|
Lust in the dust
WAH-WAH - Directed by Richard E Grant
Certificate 15
RICHARD E Grant has a long and illustrious career behind him.
And because he is an interesting actor, he believes we will be interested in his background. Thankfully, he has managed to make what could be seen as a luvvie’s misguided belief in his audiences’ interest in the development of his ego, into a wider study of the fall of Britain’s African empire.
It works as a cold-eyed look at the final days of British sub-Saharan colonial rule, and the peculiar strand of ex-pats it produced – a class of people Grant’s mother and father spring from.
In Wah-Wah, his directorial and writing debut, he shows he has a director’s eye for camera work and a story-teller’s ear.
The boredom of a pampered colonial life, coupled with the never admitted understanding that the end of empire is in sight, seems to have driven the main characters to distraction.
Firstly seen through the eyes of an 11-year-old, Grant takes us through the trials of his childhood. His mother left his father and this partly prompted a long and destructive relationship with alcohol.
But the problem with this cinematic autobiography is that Grant has obviously gone some lengths to exorcise his own demons, and does not want to water down the awfulness of his experience. But this means Wah-Wah makes for some bleak viewing.

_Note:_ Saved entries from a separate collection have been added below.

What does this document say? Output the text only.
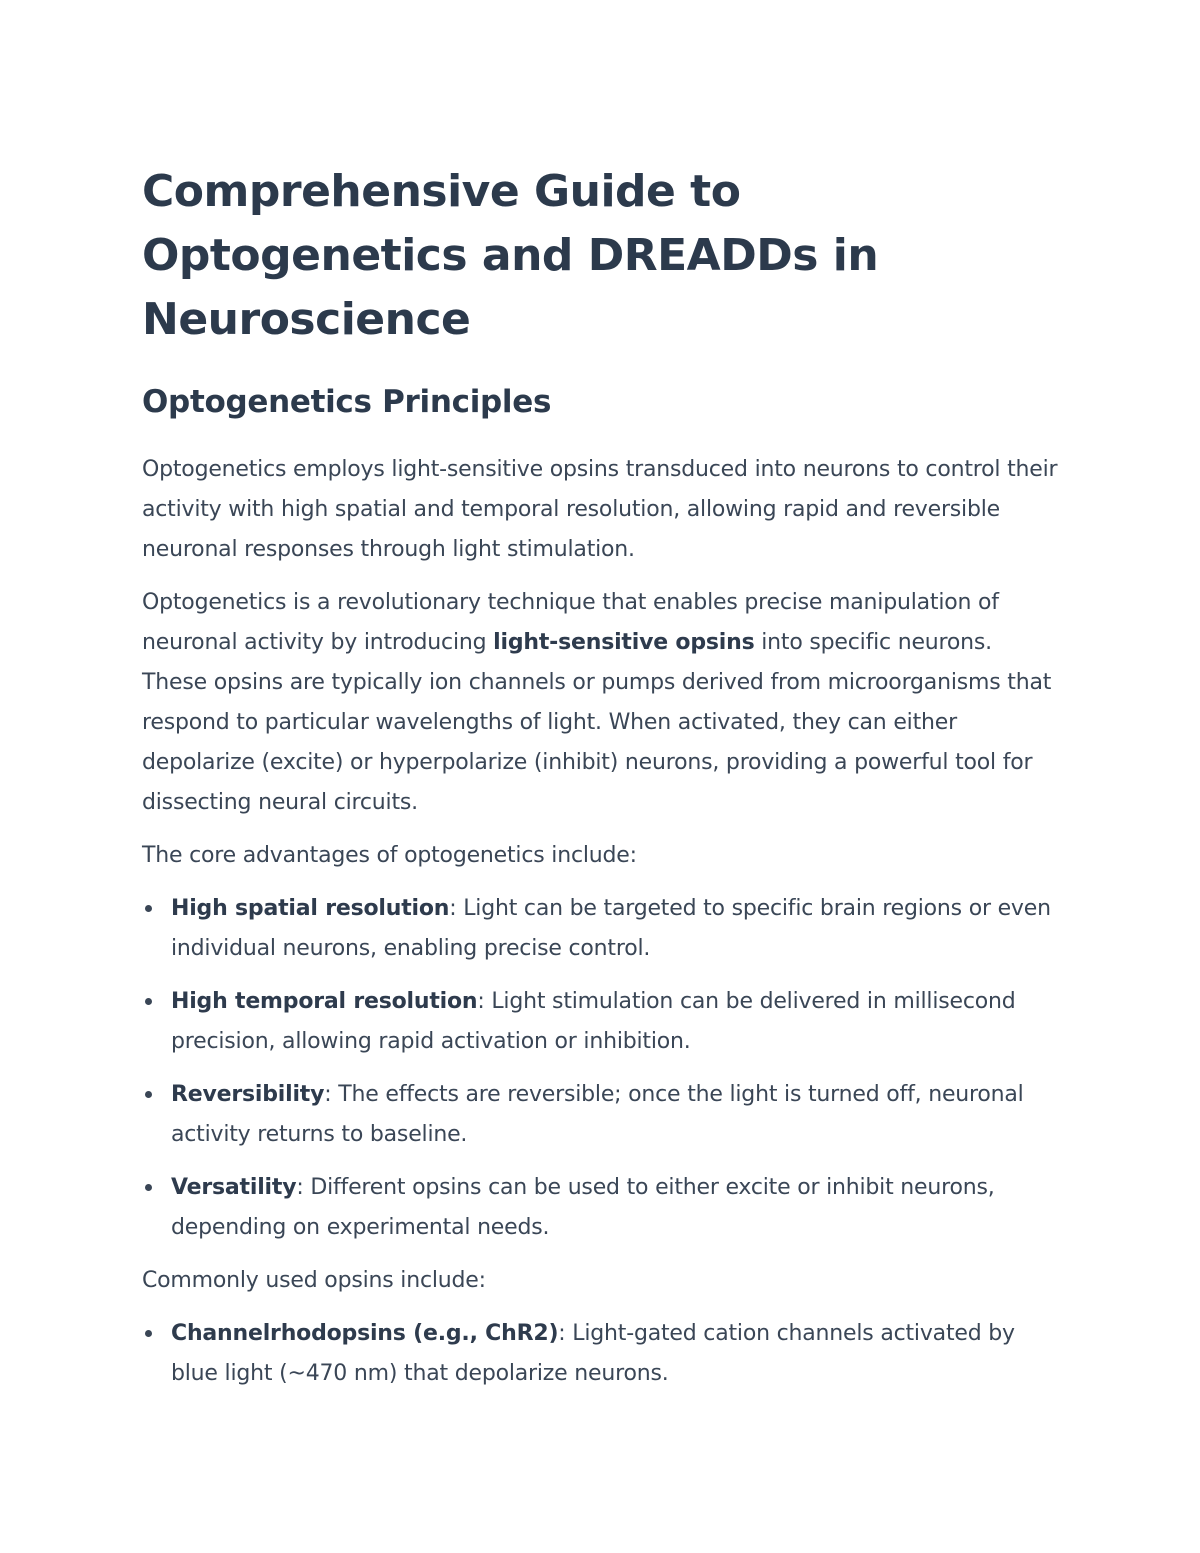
Comprehensive Guide to Optogenetics and DREADDs in Neuroscience
Optogenetics Principles

Optogenetics employs light-sensitive opsins transduced into neurons to control their activity with high spatial and temporal resolution, allowing rapid and reversible neuronal responses through light stimulation.

Optogenetics is a revolutionary technique that enables precise manipulation of neuronal activity by introducing light-sensitive opsins into specific neurons. These opsins are typically ion channels or pumps derived from microorganisms that respond to particular wavelengths of light. When activated, they can either depolarize (excite) or hyperpolarize (inhibit) neurons, providing a powerful tool for dissecting neural circuits.

The core advantages of optogenetics include:

High spatial resolution: Light can be targeted to specific brain regions or even individual neurons, enabling precise control.
High temporal resolution: Light stimulation can be delivered in millisecond precision, allowing rapid activation or inhibition.
Reversibility: The effects are reversible; once the light is turned off, neuronal activity returns to baseline.
Versatility: Different opsins can be used to either excite or inhibit neurons, depending on experimental needs.

Commonly used opsins include:

Channelrhodopsins (e.g., ChR2): Light-gated cation channels activated by blue light (~470 nm) that depolarize neurons.
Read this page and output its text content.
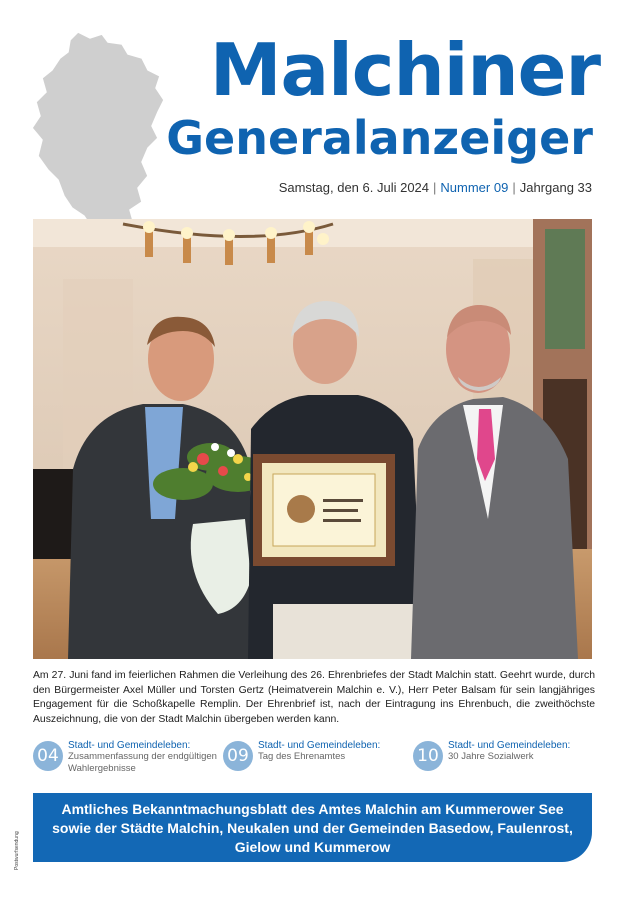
Malchiner
Generalanzeiger
Samstag, den 6. Juli 2024 | Nummer 09 | Jahrgang 33

Am 27. Juni fand im feierlichen Rahmen die Verleihung des 26. Ehrenbriefes der Stadt Malchin statt. Geehrt wurde, durch den Bürgermeister Axel Müller und Torsten Gertz (Heimatverein Malchin e. V.), Herr Peter Balsam für sein langjähriges Engagement für die Schoßkapelle Remplin. Der Ehrenbrief ist, nach der Eintragung ins Ehrenbuch, die zweithöchste Auszeichnung, die von der Stadt Malchin übergeben werden kann.

04
Stadt- und Gemeindeleben:
Zusammenfassung der endgültigen Wahlergebnisse
09
Stadt- und Gemeindeleben:
Tag des Ehrenamtes	10
Stadt- und Gemeindeleben:
30 Jahre Sozialwerk
Amtliches Bekanntmachungsblatt des Amtes Malchin am Kummerower See
sowie der Städte Malchin, Neukalen und der Gemeinden Basedow, Faulenrost,
Gielow und Kummerow
Postwurfsendung
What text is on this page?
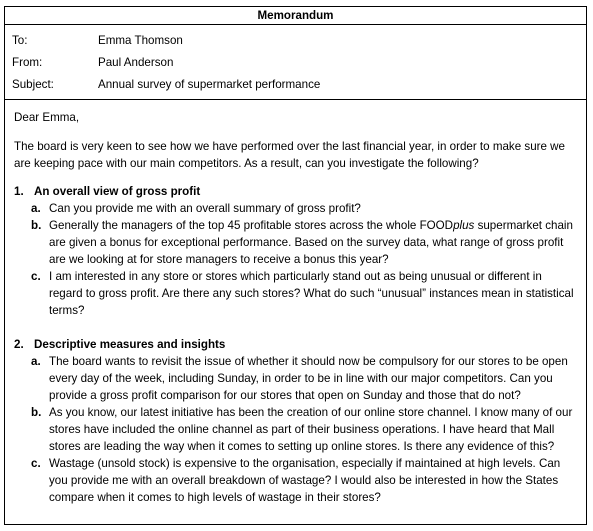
Memorandum
To:	Emma Thomson
From:	Paul Anderson
Subject:	Annual survey of supermarket performance

Dear Emma,

The board is very keen to see how we have performed over the last financial year, in order to make sure we are keeping pace with our main competitors. As a result, can you investigate the following?

1. An overall view of gross profit
a. Can you provide me with an overall summary of gross profit?
b. Generally the managers of the top 45 profitable stores across the whole FOODplus supermarket chain are given a bonus for exceptional performance. Based on the survey data, what range of gross profit are we looking at for store managers to receive a bonus this year?
c. I am interested in any store or stores which particularly stand out as being unusual or different in regard to gross profit. Are there any such stores? What do such “unusual” instances mean in statistical terms?
2. Descriptive measures and insights
a. The board wants to revisit the issue of whether it should now be compulsory for our stores to be open every day of the week, including Sunday, in order to be in line with our major competitors. Can you provide a gross profit comparison for our stores that open on Sunday and those that do not?
b. As you know, our latest initiative has been the creation of our online store channel. I know many of our stores have included the online channel as part of their business operations. I have heard that Mall stores are leading the way when it comes to setting up online stores. Is there any evidence of this?
c. Wastage (unsold stock) is expensive to the organisation, especially if maintained at high levels. Can you provide me with an overall breakdown of wastage? I would also be interested in how the States compare when it comes to high levels of wastage in their stores?
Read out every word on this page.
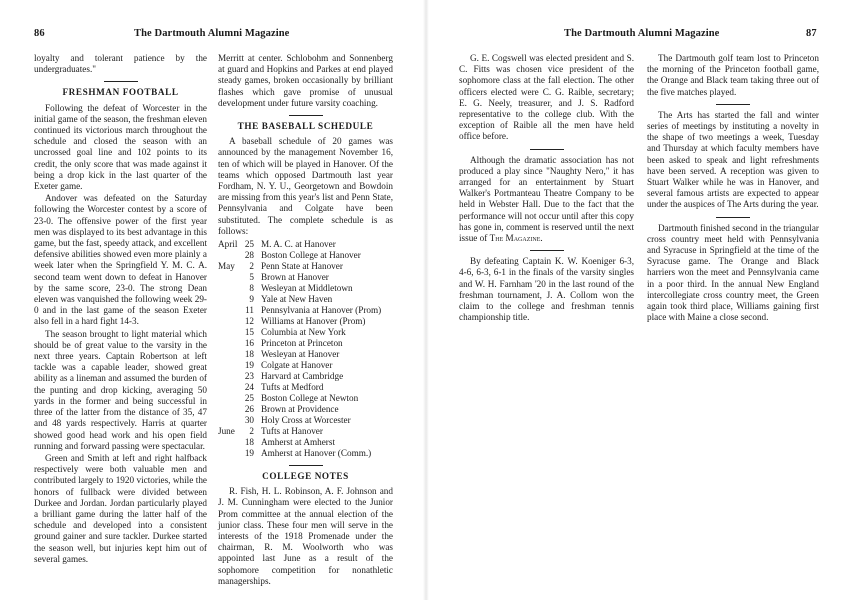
86	The Dartmouth Alumni Magazine

loyalty and tolerant patience by the undergraduates."

FRESHMAN FOOTBALL

Following the defeat of Worcester in the initial game of the season, the freshman eleven continued its victorious march throughout the schedule and closed the season with an uncrossed goal line and 102 points to its credit, the only score that was made against it being a drop kick in the last quarter of the Exeter game.

Andover was defeated on the Saturday following the Worcester contest by a score of 23-0. The offensive power of the first year men was displayed to its best advantage in this game, but the fast, speedy attack, and excellent defensive abilities showed even more plainly a week later when the Springfield Y. M. C. A. second team went down to defeat in Hanover by the same score, 23-0. The strong Dean eleven was vanquished the following week 29-0 and in the last game of the season Exeter also fell in a hard fight 14-3.

The season brought to light material which should be of great value to the varsity in the next three years. Captain Robertson at left tackle was a capable leader, showed great ability as a lineman and assumed the burden of the punting and drop kicking, averaging 50 yards in the former and being successful in three of the latter from the distance of 35, 47 and 48 yards respectively. Harris at quarter showed good head work and his open field running and forward passing were spectacular.

Green and Smith at left and right halfback respectively were both valuable men and contributed largely to 1920 victories, while the honors of fullback were divided between Durkee and Jordan. Jordan particularly played a brilliant game during the latter half of the schedule and developed into a consistent ground gainer and sure tackler. Durkee started the season well, but injuries kept him out of several games.

Merritt at center. Schlobohm and Sonnenberg at guard and Hopkins and Parkes at end played steady games, broken occasionally by brilliant flashes which gave promise of unusual development under future varsity coaching.

THE BASEBALL SCHEDULE

A baseball schedule of 20 games was announced by the management November 16, ten of which will be played in Hanover. Of the teams which opposed Dartmouth last year Fordham, N. Y. U., Georgetown and Bowdoin are missing from this year's list and Penn State, Pennsylvania and Colgate have been substituted. The complete schedule is as follows:

April 25 M. A. C. at Hanover
28 Boston College at Hanover
May	2 Penn State at Hanover
5 Brown at Hanover
8 Wesleyan at Middletown
9 Yale at New Haven
11 Pennsylvania at Hanover (Prom)
12 Williams at Hanover (Prom)
15 Columbia at New York
16 Princeton at Princeton
18 Wesleyan at Hanover
19 Colgate at Hanover
23 Harvard at Cambridge
24 Tufts at Medford
25 Boston College at Newton
26 Brown at Providence
30 Holy Cross at Worcester
June	2 Tufts at Hanover
18 Amherst at Amherst
19 Amherst at Hanover (Comm.)
COLLEGE NOTES

R. Fish, H. L. Robinson, A. F. Johnson and J. M. Cunningham were elected to the Junior Prom committee at the annual election of the junior class. These four men will serve in the interests of the 1918 Promenade under the chairman, R. M. Woolworth who was appointed last June as a result of the sophomore competition for nonathletic managerships.

The Dartmouth Alumni Magazine	87

G. E. Cogswell was elected president and S. C. Fitts was chosen vice president of the sophomore class at the fall election. The other officers elected were C. G. Raible, secretary; E. G. Neely, treasurer, and J. S. Radford representative to the college club. With the exception of Raible all the men have held office before.

Although the dramatic association has not produced a play since "Naughty Nero," it has arranged for an entertainment by Stuart Walker's Portmanteau Theatre Company to be held in Webster Hall. Due to the fact that the performance will not occur until after this copy has gone in, comment is reserved until the next issue of The Magazine.

By defeating Captain K. W. Koeniger 6-3, 4-6, 6-3, 6-1 in the finals of the varsity singles and W. H. Farnham '20 in the last round of the freshman tournament, J. A. Collom won the claim to the college and freshman tennis championship title.

The Dartmouth golf team lost to Princeton the morning of the Princeton football game, the Orange and Black team taking three out of the five matches played.

The Arts has started the fall and winter series of meetings by instituting a novelty in the shape of two meetings a week, Tuesday and Thursday at which faculty members have been asked to speak and light refreshments have been served. A reception was given to Stuart Walker while he was in Hanover, and several famous artists are expected to appear under the auspices of The Arts during the year.

Dartmouth finished second in the triangular cross country meet held with Pennsylvania and Syracuse in Springfield at the time of the Syracuse game. The Orange and Black harriers won the meet and Pennsylvania came in a poor third. In the annual New England intercollegiate cross country meet, the Green again took third place, Williams gaining first place with Maine a close second.
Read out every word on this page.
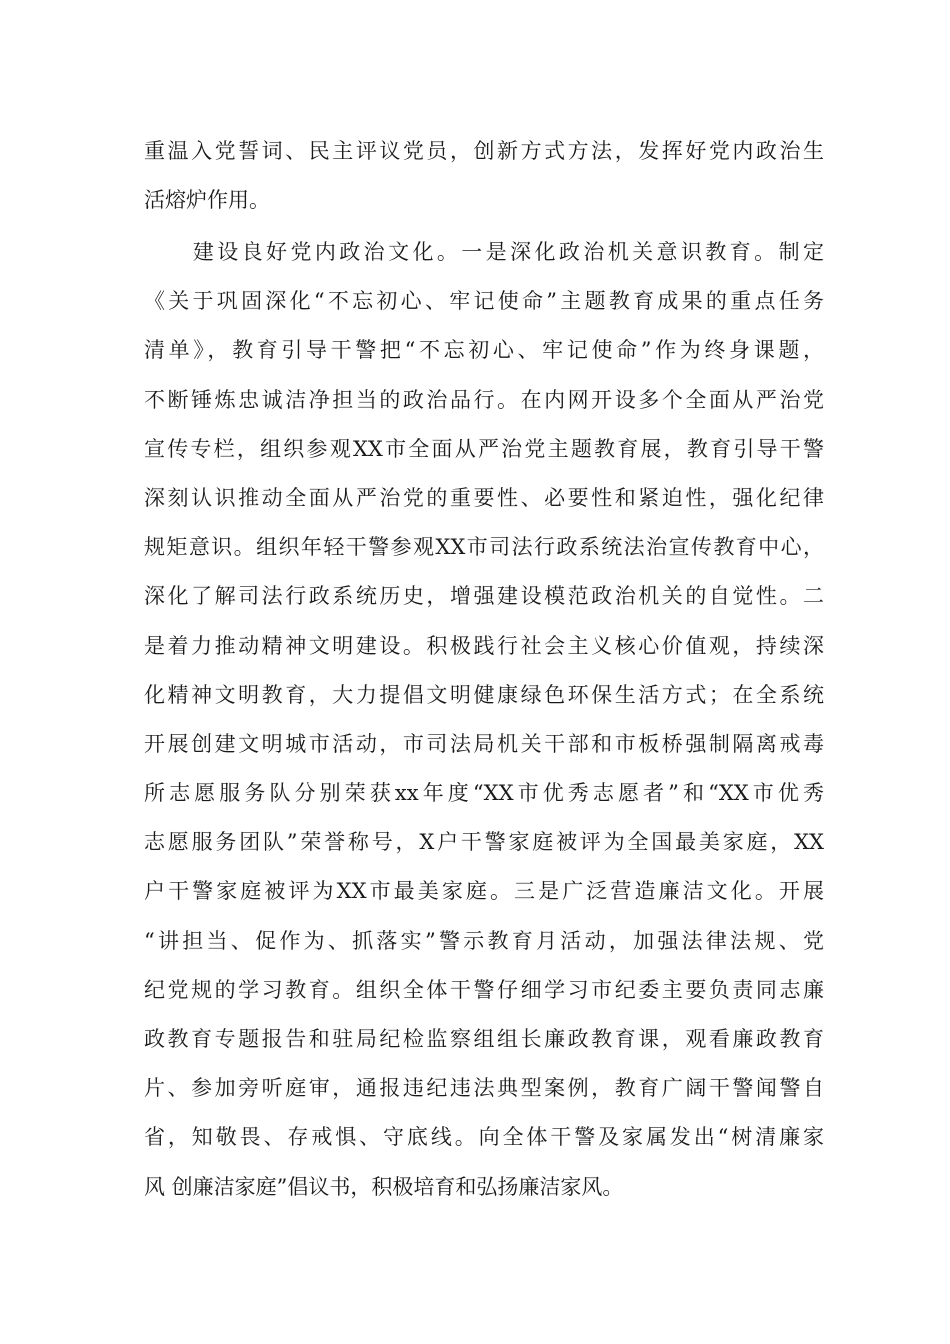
重温入党誓词、民主评议党员，创新方式方法，发挥好党内政治生
活熔炉作用。
　　建设良好党内政治文化。一是深化政治机关意识教育。制定
《关于巩固深化“不忘初心、牢记使命”主题教育成果的重点任务
清单》，教育引导干警把“不忘初心、牢记使命”作为终身课题，
不断锤炼忠诚洁净担当的政治品行。在内网开设多个全面从严治党
宣传专栏，组织参观XX市全面从严治党主题教育展，教育引导干警
深刻认识推动全面从严治党的重要性、必要性和紧迫性，强化纪律
规矩意识。组织年轻干警参观XX市司法行政系统法治宣传教育中心，
深化了解司法行政系统历史，增强建设模范政治机关的自觉性。二
是着力推动精神文明建设。积极践行社会主义核心价值观，持续深
化精神文明教育，大力提倡文明健康绿色环保生活方式；在全系统
开展创建文明城市活动，市司法局机关干部和市板桥强制隔离戒毒
所志愿服务队分别荣获xx年度“XX市优秀志愿者”和“XX市优秀
志愿服务团队”荣誉称号，X户干警家庭被评为全国最美家庭，XX
户干警家庭被评为XX市最美家庭。三是广泛营造廉洁文化。开展
“讲担当、促作为、抓落实”警示教育月活动，加强法律法规、党
纪党规的学习教育。组织全体干警仔细学习市纪委主要负责同志廉
政教育专题报告和驻局纪检监察组组长廉政教育课，观看廉政教育
片、参加旁听庭审，通报违纪违法典型案例，教育广阔干警闻警自
省，知敬畏、存戒惧、守底线。向全体干警及家属发出“树清廉家
风 创廉洁家庭”倡议书，积极培育和弘扬廉洁家风。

Our hero is Ralph Compton. His mother Laura Compton (Miranda Richardson) is unfaithful to her husband Harry, and her distasteful behaviour (which includes getting in a sexual tangle with her husband’s friend in front of her son) does not impress poor young Ralph.
Harry (Gabriel Byrne) is in a good position to show how the decline of empire affected those whose personal careers were bound up in it, however, unlike George Orwell, who found his role as a policeman in Burma had made him a staunch opponent of colonial rule, the end of British control of Swaziland means the end of Harry’s usefulness.
Harry has a temper on him, but Grant has managed to make the audience find pity for the situation he finds himself in.
Ralph is packed off to boarding school and when he returns he discovers his father has married Ruby (Emily Watson), an American who has come to inject some life into the post-colonial malaise the Swaziland-Brits are suffering from.
Grant does not have much time for the colonial triumvirate that was needed to run an empire – the civil servants, the businessmen and the military are pictured as a race of uniquely dislikeable people. It is done with enough humour and poise to make a cast of characters it is hard to feel sorry for watchable.